Snuffing the candle we both come out onto the front veranda and there we seen the undertakers smudged as charcoal in the rain an army of invaders riding round the flank of our familiar hills. As dan were hurrying towards the creek I turned to follow but Mary Hearn touched my hand what bliss what torture she loves me yet she loves me through the drizzling rain.

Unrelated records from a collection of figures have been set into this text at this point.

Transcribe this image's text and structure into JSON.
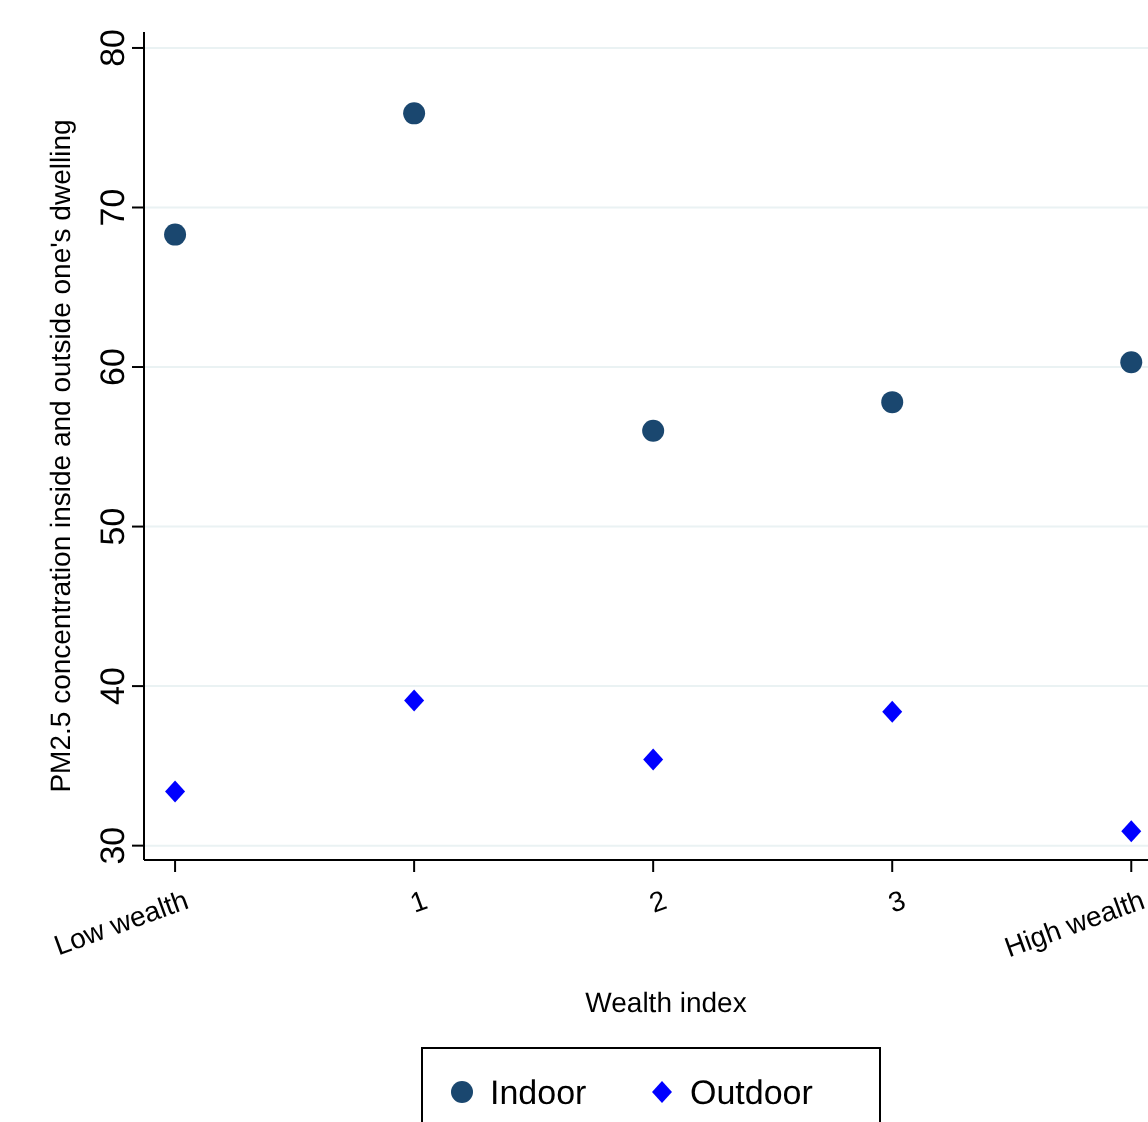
{
  "chart_data": {
    "type": "scatter",
    "xlabel": "Wealth index",
    "ylabel": "PM2.5 concentration inside and outside one's dwelling",
    "x": [
      0,
      1,
      2,
      3,
      4
    ],
    "series": [
      {
        "name": "Indoor",
        "color": "#1a476f",
        "marker": "circle",
        "values": [
          68.3,
          75.9,
          56.0,
          57.8,
          60.3
        ]
      },
      {
        "name": "Outdoor",
        "color": "#0000ff",
        "marker": "diamond",
        "values": [
          33.4,
          39.1,
          35.4,
          38.4,
          30.9
        ]
      }
    ],
    "xlim": [
      -0.13,
      4.07
    ],
    "xticks": [
      {
        "value": 0,
        "label": "Low wealth"
      },
      1,
      2,
      3,
      {
        "value": 4,
        "label": "High wealth"
      }
    ],
    "ylim": [
      29.1,
      81
    ],
    "yticks": [
      30,
      40,
      50,
      60,
      70,
      80
    ],
    "grid": "y",
    "legend": "bottom"
  }
}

What initially I feared would be a chore to get through, grew quickly into a compelling read. Who needs commas, anyway?

Rating: 5 stars
Summary: Check out the audio
Review: Like many books written in the vernacular, this one is absolutely wonderful on audio, in this case read by Gianfranco Negroponte. As one reviewer said, the voice Carey creates for Australian outlaw Ned Kelly is the novel's singular achievement. Listening to Negroponte's skillful reading, you literally hear that voice, plus you're relieved of struggling with the lack of punctuation. Highly recommended. Riveting throughout, and in the end, very touching.

Rating: 5 stars
Summary: The song of Australia
Review: Mr Carey's novel relates the epic life of Ned Kelly in Australia in the second half of the 19th century. The text comes in the form of 13 parcels of varying length (from 7 to 50 pages). Sometimes they are sheets of National Bank or Bank of New South Wales letterhead, a cloth booklet, octavo pages, open envelopes providing space for text, a pocket diary or the reverse side of advertising fliers. They cover Ned's adventurous life until the manuscript abruptly terminates when he was 26 years old and it is told in a tone so wild and passionate that the reader often believes that the bushranger is speaking to him from the grave! It is a breathtaking account of an existence marked by a cascade of events where Ned is in turn a reformer, a criminal, a horse thief, a farmer, a bushranger and an orphan. Ned's voice is very convincing, continually creating new surprises on every page despite the plainness of his language, or rather perhaps because of it. Actually his uneducated voice is very much part of the originality of Mr Carey's novel.
The critics have ranked Mr Carey next to Charles Dickens and Lawrence Sterne - very rightly so, in my opinion.